Nilo era nato a Rossano, sulla costa ionica, in
una famiglia aristocratica, probabilmente nel 910: il suo nome di
battesimo era Nicola. Educato dalla sorella maggiore, dopo la morte
prematura dei genitori, amava dedicarsi allo studio delle lettere e delle
sacre scritture. Ma, senza guida spirituale, il giovane «si lasciò
prendere nella trappola del piacere e si innamorò di una ragazza da cui
ebbe una bambina»: così scrive il monaco Macario del Monte Athos nella
breve biografia di san Nilo aggiunta al Sinassario, il libro delle
Vite dei santi in uso nella Chiesa ortodossa. La fonte di Macario – così
come degli altri agiografi più antichi – è il Bios, scritto dal
discepolo di Nilo, Bartolomeo di Rossano.
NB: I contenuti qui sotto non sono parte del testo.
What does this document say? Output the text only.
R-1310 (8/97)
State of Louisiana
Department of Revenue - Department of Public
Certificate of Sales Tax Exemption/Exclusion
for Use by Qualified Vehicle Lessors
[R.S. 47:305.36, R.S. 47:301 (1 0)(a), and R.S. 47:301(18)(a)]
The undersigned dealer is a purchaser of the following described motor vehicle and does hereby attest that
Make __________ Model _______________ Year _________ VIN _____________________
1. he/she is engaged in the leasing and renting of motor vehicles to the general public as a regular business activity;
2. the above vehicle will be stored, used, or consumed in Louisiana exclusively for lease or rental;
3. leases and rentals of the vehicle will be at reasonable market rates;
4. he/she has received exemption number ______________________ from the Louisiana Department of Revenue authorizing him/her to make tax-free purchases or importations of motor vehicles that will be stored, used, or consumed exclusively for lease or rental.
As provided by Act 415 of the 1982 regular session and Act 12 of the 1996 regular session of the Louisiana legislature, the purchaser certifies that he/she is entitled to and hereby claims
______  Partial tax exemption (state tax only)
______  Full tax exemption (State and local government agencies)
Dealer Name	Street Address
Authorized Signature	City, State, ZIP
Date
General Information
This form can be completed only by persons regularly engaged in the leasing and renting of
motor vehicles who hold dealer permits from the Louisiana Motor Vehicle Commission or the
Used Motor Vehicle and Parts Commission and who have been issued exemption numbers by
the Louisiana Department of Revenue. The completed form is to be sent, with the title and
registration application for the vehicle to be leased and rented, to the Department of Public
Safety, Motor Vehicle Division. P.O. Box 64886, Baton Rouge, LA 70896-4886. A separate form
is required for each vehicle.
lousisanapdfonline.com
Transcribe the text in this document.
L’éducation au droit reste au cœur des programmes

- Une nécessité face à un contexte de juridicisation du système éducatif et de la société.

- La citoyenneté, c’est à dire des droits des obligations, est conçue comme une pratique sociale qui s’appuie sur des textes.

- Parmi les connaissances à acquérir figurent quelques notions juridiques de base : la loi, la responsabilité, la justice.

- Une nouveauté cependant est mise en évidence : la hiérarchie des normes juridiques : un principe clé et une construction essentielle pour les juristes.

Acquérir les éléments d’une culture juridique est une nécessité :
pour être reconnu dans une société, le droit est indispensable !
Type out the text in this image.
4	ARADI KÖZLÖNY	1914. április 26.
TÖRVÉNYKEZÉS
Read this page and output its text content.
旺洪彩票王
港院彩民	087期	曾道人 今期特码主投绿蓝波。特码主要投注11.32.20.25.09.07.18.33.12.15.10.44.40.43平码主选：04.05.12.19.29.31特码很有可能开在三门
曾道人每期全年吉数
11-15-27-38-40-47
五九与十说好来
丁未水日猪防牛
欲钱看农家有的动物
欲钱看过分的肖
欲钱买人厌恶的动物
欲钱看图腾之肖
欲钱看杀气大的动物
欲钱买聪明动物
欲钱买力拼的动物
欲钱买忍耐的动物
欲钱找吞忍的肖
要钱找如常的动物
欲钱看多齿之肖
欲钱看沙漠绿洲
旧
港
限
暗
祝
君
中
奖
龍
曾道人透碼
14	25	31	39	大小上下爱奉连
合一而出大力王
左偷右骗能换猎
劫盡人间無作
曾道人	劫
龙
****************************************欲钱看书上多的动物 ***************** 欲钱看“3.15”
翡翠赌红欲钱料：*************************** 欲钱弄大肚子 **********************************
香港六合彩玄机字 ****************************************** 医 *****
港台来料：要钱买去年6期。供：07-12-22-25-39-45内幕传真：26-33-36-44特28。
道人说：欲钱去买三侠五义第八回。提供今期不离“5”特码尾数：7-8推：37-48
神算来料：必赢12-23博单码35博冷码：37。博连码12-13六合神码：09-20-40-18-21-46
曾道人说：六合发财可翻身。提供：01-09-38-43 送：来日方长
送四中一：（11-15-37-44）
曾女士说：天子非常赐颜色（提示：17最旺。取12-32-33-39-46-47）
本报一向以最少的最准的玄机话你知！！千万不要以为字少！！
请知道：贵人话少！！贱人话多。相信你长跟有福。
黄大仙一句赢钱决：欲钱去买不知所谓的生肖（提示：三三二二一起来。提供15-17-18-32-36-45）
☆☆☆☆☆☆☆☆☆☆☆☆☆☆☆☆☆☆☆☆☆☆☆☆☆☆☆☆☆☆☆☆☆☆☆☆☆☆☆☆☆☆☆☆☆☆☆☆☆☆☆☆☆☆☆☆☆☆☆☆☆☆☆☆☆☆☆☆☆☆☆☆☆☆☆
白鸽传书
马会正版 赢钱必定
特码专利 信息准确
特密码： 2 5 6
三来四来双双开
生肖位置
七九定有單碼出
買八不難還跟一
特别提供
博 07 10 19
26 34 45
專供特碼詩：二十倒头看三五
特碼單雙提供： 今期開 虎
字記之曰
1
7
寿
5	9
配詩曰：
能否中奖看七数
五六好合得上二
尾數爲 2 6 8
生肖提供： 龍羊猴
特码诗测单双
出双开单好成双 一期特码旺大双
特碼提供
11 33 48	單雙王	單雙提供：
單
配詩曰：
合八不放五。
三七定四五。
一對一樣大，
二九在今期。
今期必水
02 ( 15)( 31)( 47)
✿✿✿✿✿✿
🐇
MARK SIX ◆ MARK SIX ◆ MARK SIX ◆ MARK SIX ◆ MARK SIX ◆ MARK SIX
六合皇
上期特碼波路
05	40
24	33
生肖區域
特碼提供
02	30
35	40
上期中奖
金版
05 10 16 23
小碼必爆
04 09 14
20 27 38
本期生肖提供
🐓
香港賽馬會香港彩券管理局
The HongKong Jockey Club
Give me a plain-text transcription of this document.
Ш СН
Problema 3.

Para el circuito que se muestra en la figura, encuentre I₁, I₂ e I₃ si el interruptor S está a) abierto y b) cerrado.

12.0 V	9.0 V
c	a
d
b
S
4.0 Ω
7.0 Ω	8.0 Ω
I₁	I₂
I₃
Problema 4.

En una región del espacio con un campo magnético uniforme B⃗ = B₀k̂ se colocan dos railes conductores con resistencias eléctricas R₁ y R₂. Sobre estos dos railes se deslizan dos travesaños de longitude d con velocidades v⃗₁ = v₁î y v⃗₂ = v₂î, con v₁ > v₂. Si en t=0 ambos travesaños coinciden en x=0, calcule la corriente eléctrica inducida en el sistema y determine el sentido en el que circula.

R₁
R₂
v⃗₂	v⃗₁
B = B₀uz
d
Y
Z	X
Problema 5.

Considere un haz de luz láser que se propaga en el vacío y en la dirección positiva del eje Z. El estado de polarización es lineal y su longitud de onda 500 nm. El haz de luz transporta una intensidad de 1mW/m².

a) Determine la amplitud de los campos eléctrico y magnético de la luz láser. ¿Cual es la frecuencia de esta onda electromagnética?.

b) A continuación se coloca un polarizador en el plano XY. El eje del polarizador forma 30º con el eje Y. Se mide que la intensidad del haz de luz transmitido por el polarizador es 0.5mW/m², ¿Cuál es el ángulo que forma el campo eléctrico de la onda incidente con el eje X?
Da quest’opera di grande valore
documentario e spirituale conosciamo gli avvenimenti che segnarono la vita
del santo: il matrimonio con la giovane – alla quale allude anche Macario
– che «per vaghezza e bellezza di forme superava tutte le altre, ma di
bassa e umile condizione»; la conversione, dopo una malattia, da cui guarì
all’improvviso attraversando un torrente; gli anni di vita solitaria e di
ascesi in una grotta; la fondazione di nuovi monasteri, gli incontri e gli
scontri con i potenti.

Un monaco di Grottaferrata maneggia alcune pergamene
dell’VIII secolo.
Sembra di leggere le storie dei padri del
deserto, di ritrovare la freschezza, l’atmosfera di fervore spirituale che
segnò le origini del monachesimo: quel miscuglio di sapienza, di ingenuità
e di durezza – per esempio, verso le donne – che ha fatto storcere il naso
a qualche storiografo neo-illuminista. O i quadretti deliziosamente naïf,
gli apoftegmi e le vite dei Padri, di cui parla Palladio nella
Historia lausiaca, opera che san Nilo copiò di sua mano.
La vita dei monaci italo-greci nel X secolo era
fatta di privazioni e di mortificazioni, sull’esempio di Antonio il Grande
e dei primi anacoreti. Secondo il suo biografo (che forse esagera, ma non
troppo), Nilo dormiva soltanto un’ora per notte e passava il resto del
tempo in preghiera, a recitare l’ufficio divino o a copiare testi
ascetici. Come unico vestito, aveva un saio fatto di peli di capra. Non
aveva né letto né sedia, né armadio né bisaccia e come calamaio, oggetto
indispensabile per lui che amava scrivere, usava un semplice barattolino
di legno ricoperto di cera. Ma tale durezza non deve stupire. «Lavoro,
preghiera, ascesi e povertà sono gli aspetti essenziali del monachesimo
italo-greco, vicini del resto al genere di vita povera e molto dura delle
popolazioni locali», ha scritto il bizantinista Agostino Pertusi.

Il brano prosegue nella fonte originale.